Une affaire principale

L’affaire a débuté en 2019, lorsque la police en Virginie a sollicité des données de localisation provenant de Google à l’aide d’un mandat de géorepérage. Ces informations ont permis aux enquêteurs de cibler des smartphones proches d’un vol. Initialement, Google a transmis des données anonymisées pour 19 appareils, que les enquêteurs ont ensuite réduites à 3 utilisateurs identifiés.

Ce processus a conduit à l’arrestation d’Okello Chatrie, inculpé pour vol et possession illégale d’armes. Toutefois, Chatrie a contesté la légalité de l’obtention de ces données, arguant qu’elle violait le Quatrième Amendement, qui protège contre les recherches inconstitutionnelles.

Le tribunal de première instance a convenu que le mandat enfreignait le Quatrième Amendement, mais a choisi de ne pas rejeter les preuves invoquant une exception de bonne foi. L’affaire a alors été portée en appel à la Cour Suprême.

Rappel de la décision

Aujourd’hui, la Cour Suprême a tranché en faveur de Chatrie, affirmant qu’obtenir l’historique de localisation détaillé d’un téléphone constitue une recherche protégée par le Quatrième Amendement. Cela signifie qu même pour des périodes courtes, les données détenues par une entreprise tierce nécessitent un mandat justifié par des preuves probantes.

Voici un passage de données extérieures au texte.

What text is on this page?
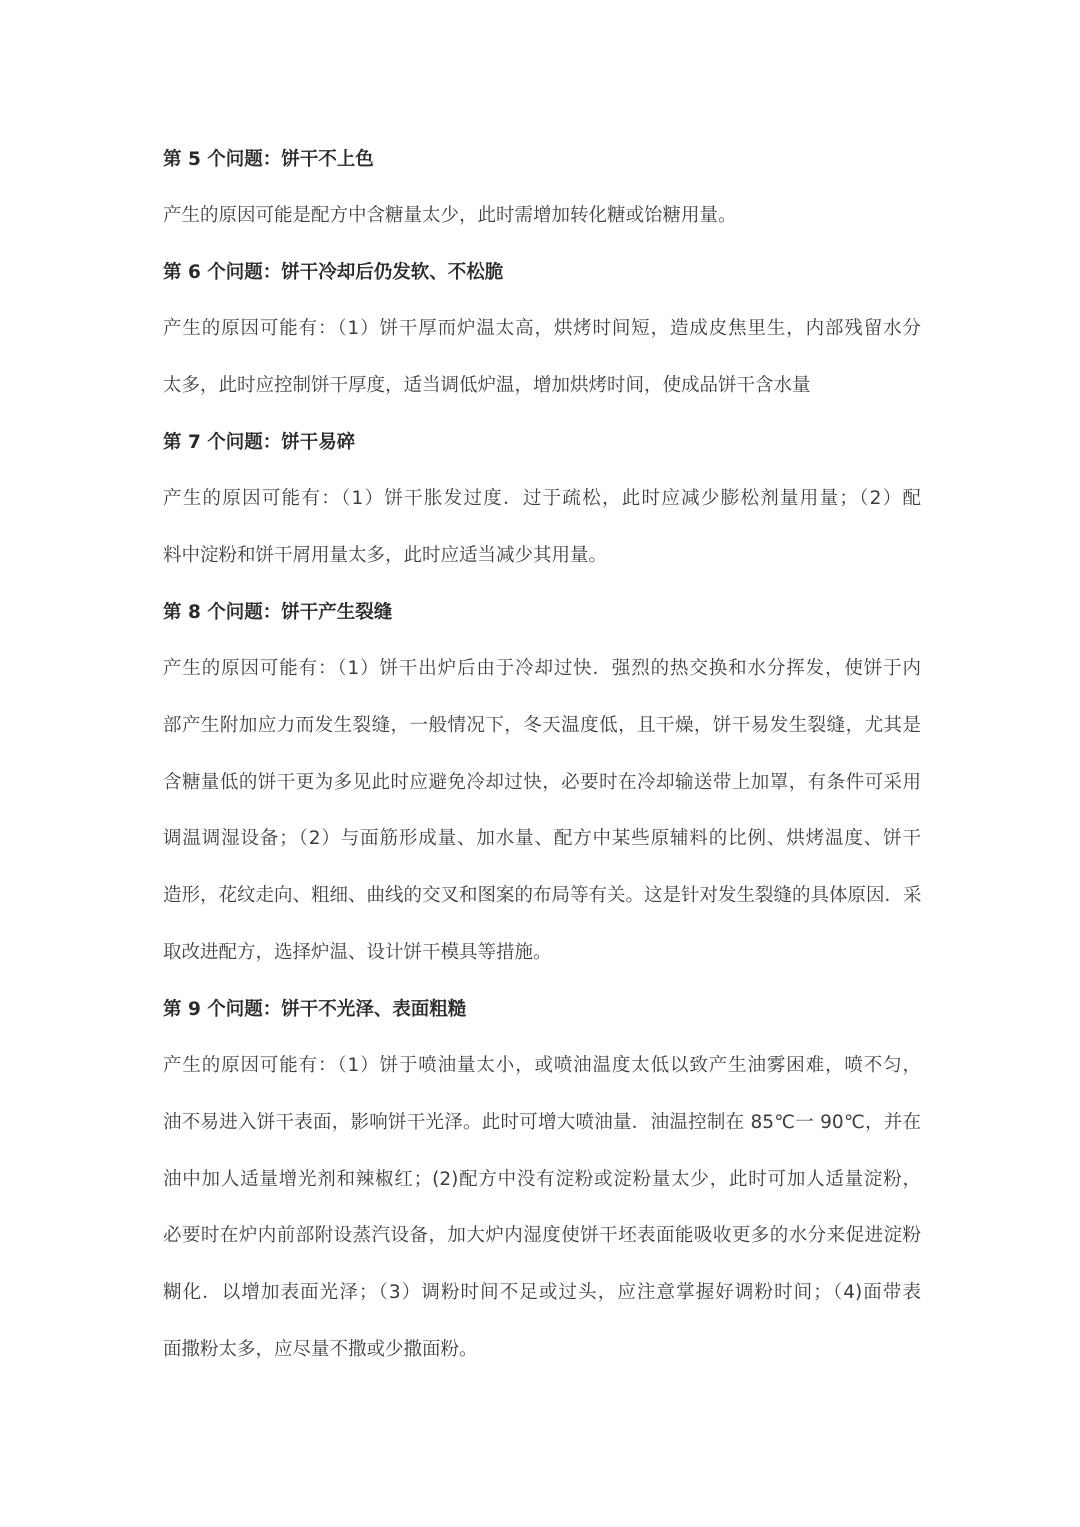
第 5 个问题：饼干不上色
产生的原因可能是配方中含糖量太少，此时需增加转化糖或饴糖用量。
第 6 个问题：饼干冷却后仍发软、不松脆
产生的原因可能有：（1）饼干厚而炉温太高，烘烤时间短，造成皮焦里生，内部残留水分
太多，此时应控制饼干厚度，适当调低炉温，增加烘烤时间，使成品饼干含水量
第 7 个问题：饼干易碎
产生的原因可能有：（1）饼干胀发过度．过于疏松，此时应减少膨松剂量用量；（2）配
料中淀粉和饼干屑用量太多，此时应适当减少其用量。
第 8 个问题：饼干产生裂缝
产生的原因可能有：（1）饼干出炉后由于冷却过快．强烈的热交换和水分挥发，使饼于内
部产生附加应力而发生裂缝，一般情况下，冬天温度低，且干燥，饼干易发生裂缝，尤其是
含糖量低的饼干更为多见此时应避免冷却过快，必要时在冷却输送带上加罩，有条件可采用
调温调湿设备；（2）与面筋形成量、加水量、配方中某些原辅料的比例、烘烤温度、饼干
造形，花纹走向、粗细、曲线的交叉和图案的布局等有关。这是针对发生裂缝的具体原因．采
取改进配方，选择炉温、设计饼干模具等措施。
第 9 个问题：饼干不光泽、表面粗糙
产生的原因可能有：（1）饼于喷油量太小，或喷油温度太低以致产生油雾困难，喷不匀，
油不易进入饼干表面，影响饼干光泽。此时可增大喷油量．油温控制在 85℃一 90℃，并在
油中加人适量增光剂和辣椒红；(2)配方中没有淀粉或淀粉量太少，此时可加人适量淀粉，
必要时在炉内前部附设蒸汽设备，加大炉内湿度使饼干坯表面能吸收更多的水分来促进淀粉
糊化．以增加表面光泽；（3）调粉时间不足或过头，应注意掌握好调粉时间；（4)面带表
面撒粉太多，应尽量不撒或少撒面粉。
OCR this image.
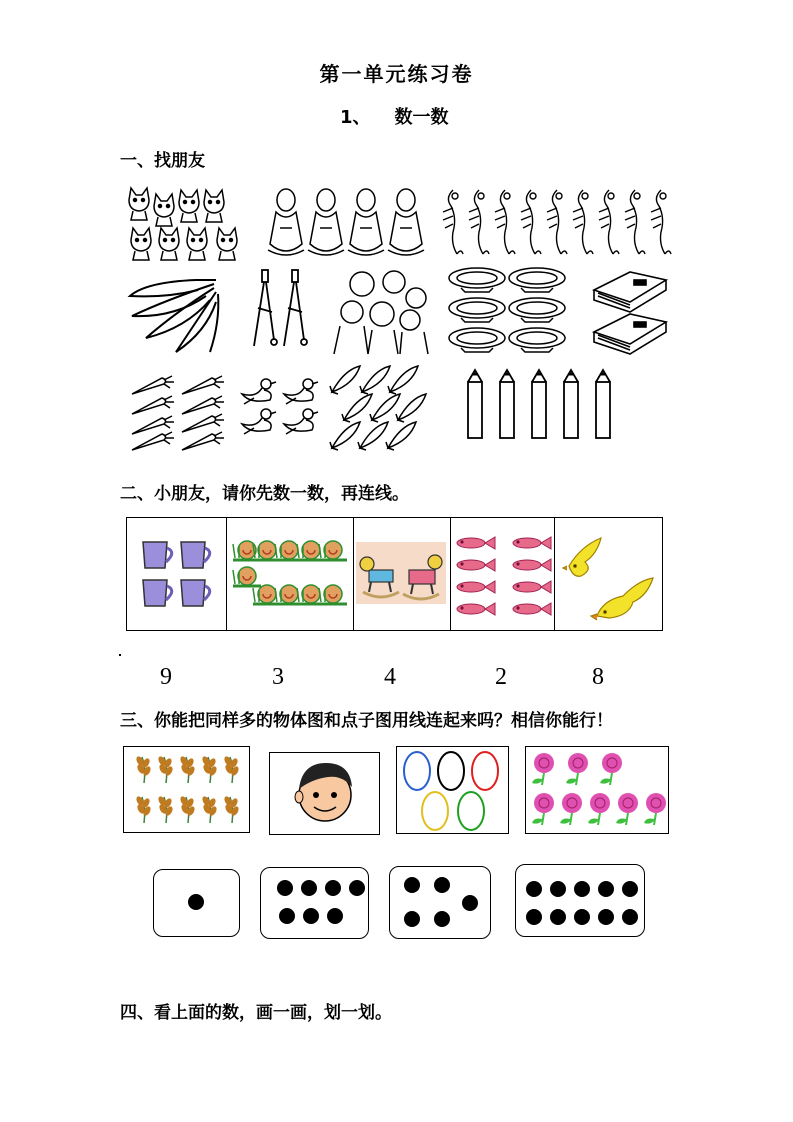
第一单元练习卷
1、 数一数
一、找朋友
二、小朋友，请你先数一数，再连线。
9	3	4	2	8
三、你能把同样多的物体图和点子图用线连起来吗？相信你能行！
四、看上面的数，画一画，划一划。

Il est important de noter que la Cour n’a pas jugé de la validité du mandat géorepérage utilisé dans cette affaire. Elle a plutôt renvoyé le dossier à la cour d’appel pour évaluer si chaque étape du mandat disposait de fondements légaux adéquats.

Cette décision ne prohibe pas l’utilisation de tels mandats, mais elle établit que les données de localisation sont maintenant soumises à des exigences constitutionnelles strictes, renforçant ainsi la protection des droits des citoyens face aux pratiques d’enquête policière.

Il est à noter que bien que cette affaire concerne Google, la protection des historiques de localisation s’applique également à d’autres entreprises technologiques, comme Apple. Il devient ainsi crucial que les responsables des données prennent en compte ces nouvelles directives pour garantir la confidentialité des utilisateurs.